Я так и сделал. Попросил слова и сказал краткую, но, кажется, достаточно выразительную речь, по тем временам неслыханную. По крайней мере, участники банкета были утешены. Леонид Андреев был в восторге. Старые радикалы полезли ко мне целоваться. Были и такие, которые опрометью бежали из «Континенталя», полагая, должно быть, что немедленно нагрянет полиция для расправы.

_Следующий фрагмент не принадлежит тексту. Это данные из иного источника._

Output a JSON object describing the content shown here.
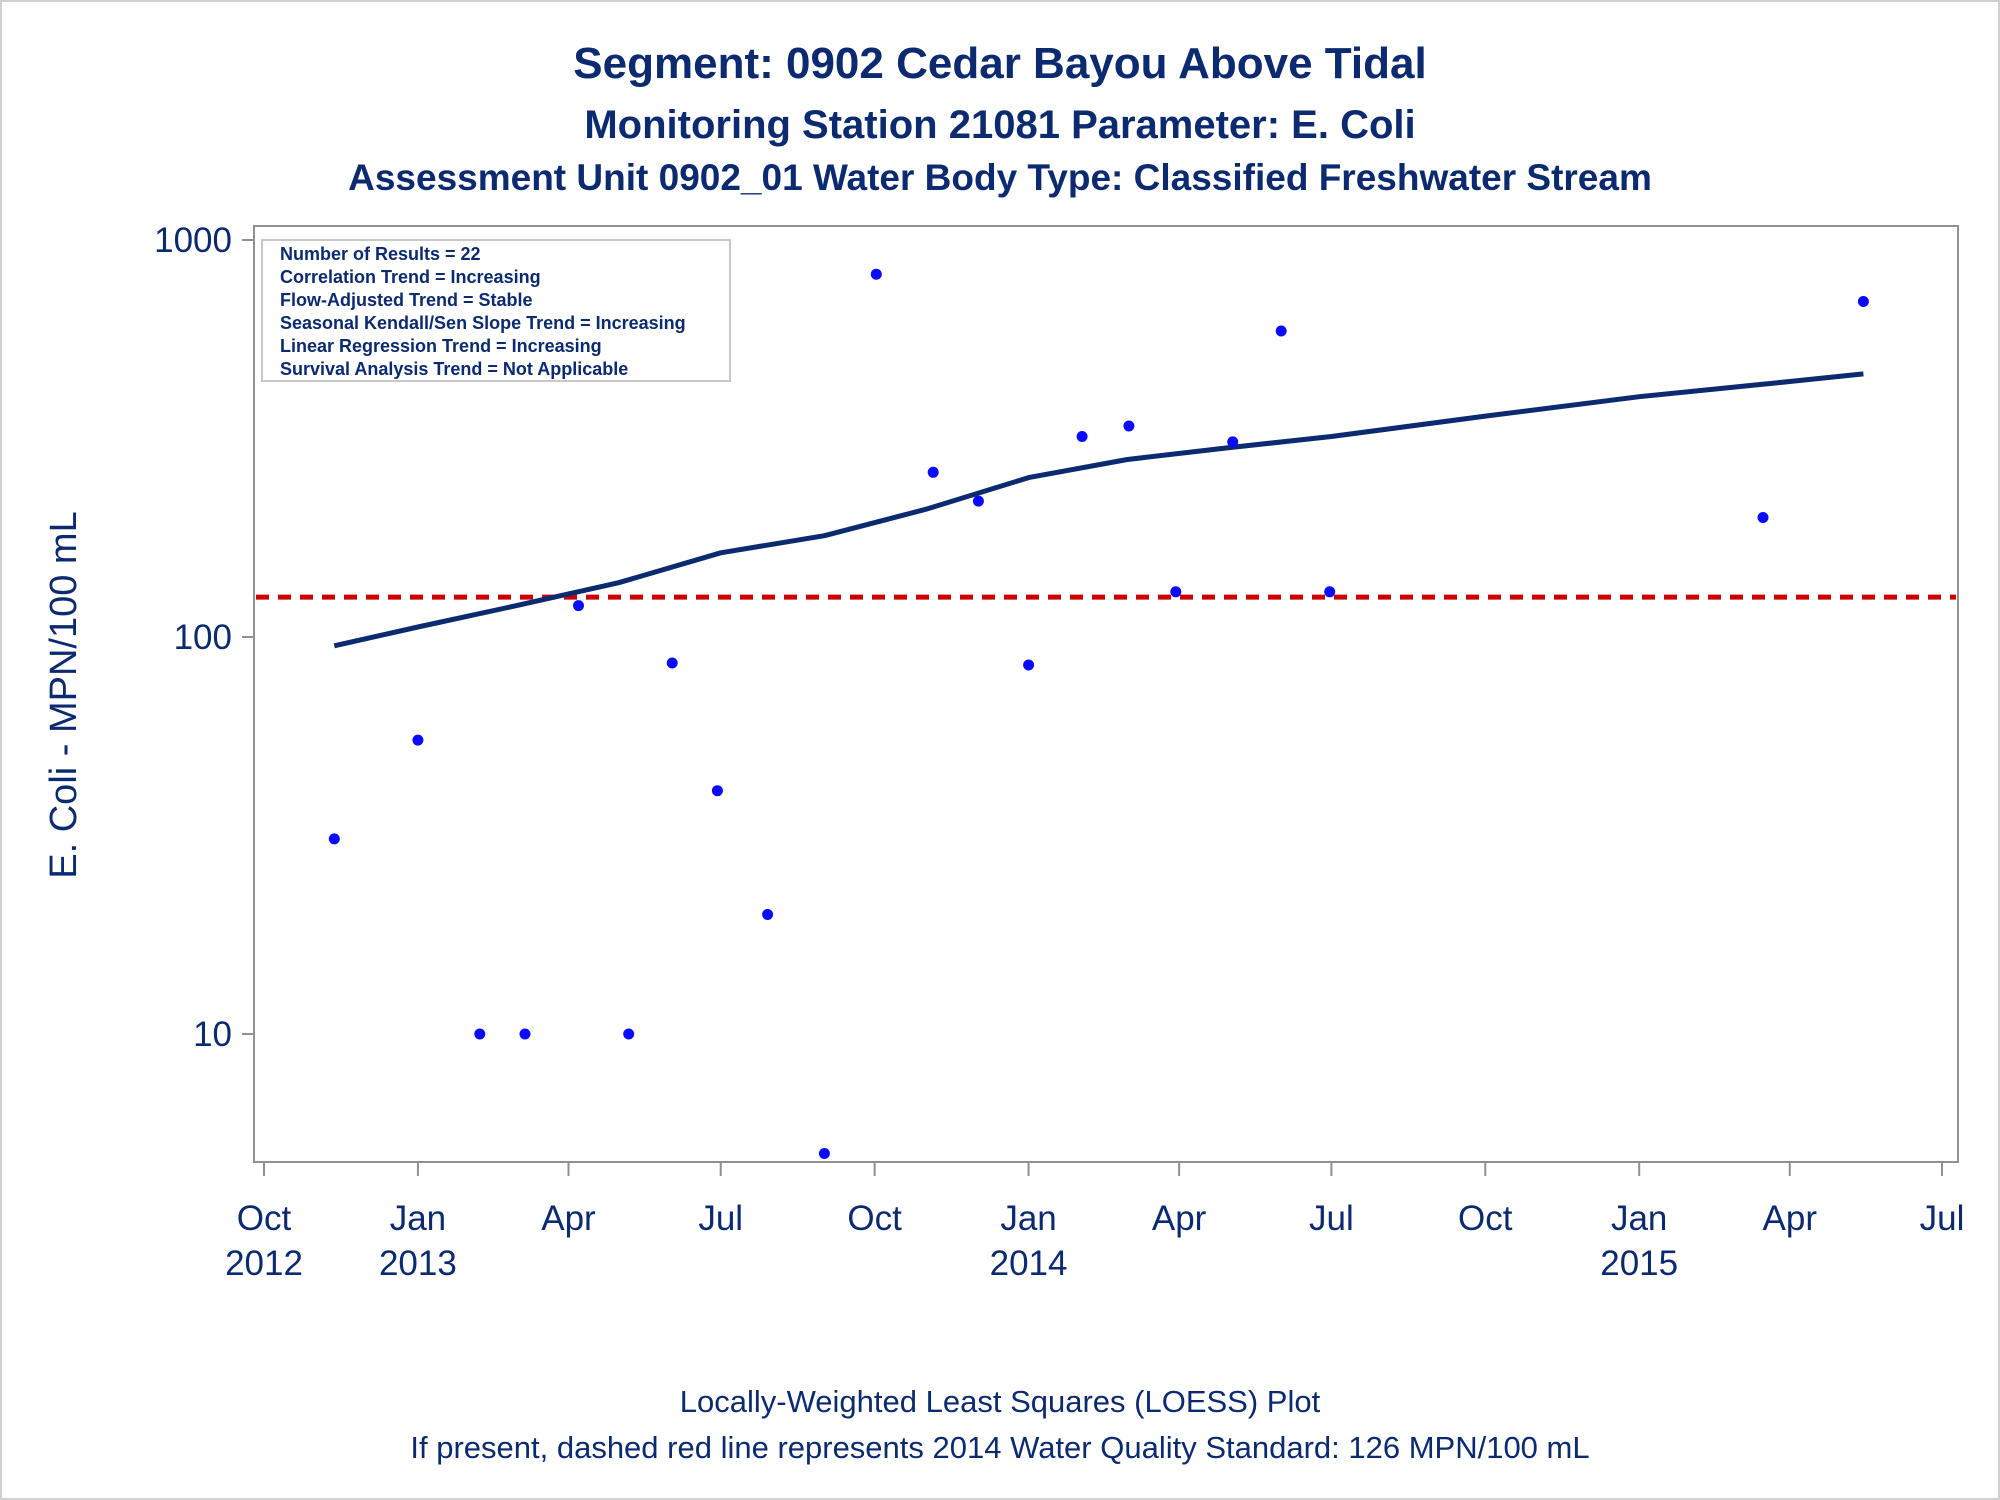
{
  "titles": {
    "line1": "Segment: 0902  Cedar Bayou Above Tidal",
    "line2": "Monitoring Station 21081 Parameter: E. Coli",
    "line3": "Assessment Unit 0902_01   Water Body Type: Classified Freshwater Stream"
  },
  "footnotes": {
    "line1": "Locally-Weighted Least Squares (LOESS) Plot",
    "line2": "If present, dashed red line represents 2014 Water Quality Standard: 126 MPN/100 mL"
  },
  "info_box": {
    "lines": [
      "Number of Results = 22",
      "Correlation Trend = Increasing",
      "Flow-Adjusted Trend = Stable",
      "Seasonal Kendall/Sen Slope Trend = Increasing",
      "Linear Regression Trend = Increasing",
      "Survival Analysis Trend = Not Applicable"
    ]
  },
  "colors": {
    "text": "#0b2a6f",
    "points": "#0a0aff",
    "loess": "#0b2a6f",
    "standard": "#cc0000",
    "axis": "#909090"
  },
  "chart_data": {
    "type": "scatter",
    "ylabel": "E. Coli - MPN/100 mL",
    "xlabel": "",
    "y_scale": "log",
    "ylim": [
      5,
      1000
    ],
    "xlim": [
      "2012-10-01",
      "2015-07-01"
    ],
    "y_ticks": [
      {
        "value": 10,
        "label": "10"
      },
      {
        "value": 100,
        "label": "100"
      },
      {
        "value": 1000,
        "label": "1000"
      }
    ],
    "x_ticks": [
      {
        "date": "2012-10-01",
        "label": "Oct",
        "year": "2012"
      },
      {
        "date": "2013-01-01",
        "label": "Jan",
        "year": "2013"
      },
      {
        "date": "2013-04-01",
        "label": "Apr",
        "year": ""
      },
      {
        "date": "2013-07-01",
        "label": "Jul",
        "year": ""
      },
      {
        "date": "2013-10-01",
        "label": "Oct",
        "year": ""
      },
      {
        "date": "2014-01-01",
        "label": "Jan",
        "year": "2014"
      },
      {
        "date": "2014-04-01",
        "label": "Apr",
        "year": ""
      },
      {
        "date": "2014-07-01",
        "label": "Jul",
        "year": ""
      },
      {
        "date": "2014-10-01",
        "label": "Oct",
        "year": ""
      },
      {
        "date": "2015-01-01",
        "label": "Jan",
        "year": "2015"
      },
      {
        "date": "2015-04-01",
        "label": "Apr",
        "year": ""
      },
      {
        "date": "2015-07-01",
        "label": "Jul",
        "year": ""
      }
    ],
    "points": [
      {
        "date": "2012-11-12",
        "value": 31
      },
      {
        "date": "2013-01-01",
        "value": 55
      },
      {
        "date": "2013-02-07",
        "value": 10
      },
      {
        "date": "2013-03-06",
        "value": 10
      },
      {
        "date": "2013-04-07",
        "value": 120
      },
      {
        "date": "2013-05-07",
        "value": 10
      },
      {
        "date": "2013-06-02",
        "value": 86
      },
      {
        "date": "2013-06-29",
        "value": 41
      },
      {
        "date": "2013-07-29",
        "value": 20
      },
      {
        "date": "2013-09-01",
        "value": 5
      },
      {
        "date": "2013-10-02",
        "value": 820
      },
      {
        "date": "2013-11-05",
        "value": 260
      },
      {
        "date": "2013-12-02",
        "value": 220
      },
      {
        "date": "2014-01-01",
        "value": 85
      },
      {
        "date": "2014-02-02",
        "value": 320
      },
      {
        "date": "2014-03-02",
        "value": 340
      },
      {
        "date": "2014-03-30",
        "value": 130
      },
      {
        "date": "2014-05-03",
        "value": 310
      },
      {
        "date": "2014-06-01",
        "value": 590
      },
      {
        "date": "2014-06-30",
        "value": 130
      },
      {
        "date": "2015-03-16",
        "value": 200
      },
      {
        "date": "2015-05-15",
        "value": 700
      }
    ],
    "loess": [
      {
        "date": "2012-11-12",
        "value": 95
      },
      {
        "date": "2013-01-01",
        "value": 106
      },
      {
        "date": "2013-03-01",
        "value": 120
      },
      {
        "date": "2013-05-01",
        "value": 137
      },
      {
        "date": "2013-07-01",
        "value": 163
      },
      {
        "date": "2013-09-01",
        "value": 180
      },
      {
        "date": "2013-11-01",
        "value": 210
      },
      {
        "date": "2014-01-01",
        "value": 252
      },
      {
        "date": "2014-03-01",
        "value": 280
      },
      {
        "date": "2014-05-01",
        "value": 300
      },
      {
        "date": "2014-07-01",
        "value": 320
      },
      {
        "date": "2014-10-01",
        "value": 360
      },
      {
        "date": "2015-01-01",
        "value": 403
      },
      {
        "date": "2015-04-01",
        "value": 440
      },
      {
        "date": "2015-05-15",
        "value": 460
      }
    ],
    "reference_line": {
      "value": 126,
      "style": "dashed"
    }
  }
}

Этой речи охранное отделение мне не забыло, и в довольно объемистом деле 1901–1902 годов, которое хранится ныне в Архиве революции, в справках обо мне канцелярии московского генерал-губернатора, а также департамента полиции[61] постоянно упоминается среди моих преступлений моя речь 18 ноября 1901 года в гостинице «Континенталь».
Мои тюрьмы
Наконец, меня арестовали. Целый месяц сыщики ходили за мной по пятам, а в последние дни они стояли на своих постах, не таясь вовсе, фальшивые, зловещие и непонятные, как всегда. Я ждал ареста. Переходить на нелегальное положение я не мог и не хотел. Накануне ареста я был в театре. Возвращаясь вечером домой, я был уверен почему-то, что встречу незваных гостей. Едва я переступил порог калитки, меня окружило несколько агентов. Обыск начался до моего приезда. Жандармский ротмистр, рыхлый и, кажется, безнадежно усталый человек, сидел за моим столом, разбирая бумаги, и терпеливо слушал дерзости, которые ему говорила моя четырнадцатилетняя сестра,[62] сидевшая тут же как свидетельница. Больной отец лежал в соседней комнате и тихо стонал. Меня отвезли в маленькую тюрьму, что в Кропоткинском переулке, тогда еще Штатном. Я с первого же дня стал перестукиваться с соседями. Выяснилось, что в тюрьме сидят рабочие, выступавшие на зубатовских[63] совещаниях против «социализма без политики».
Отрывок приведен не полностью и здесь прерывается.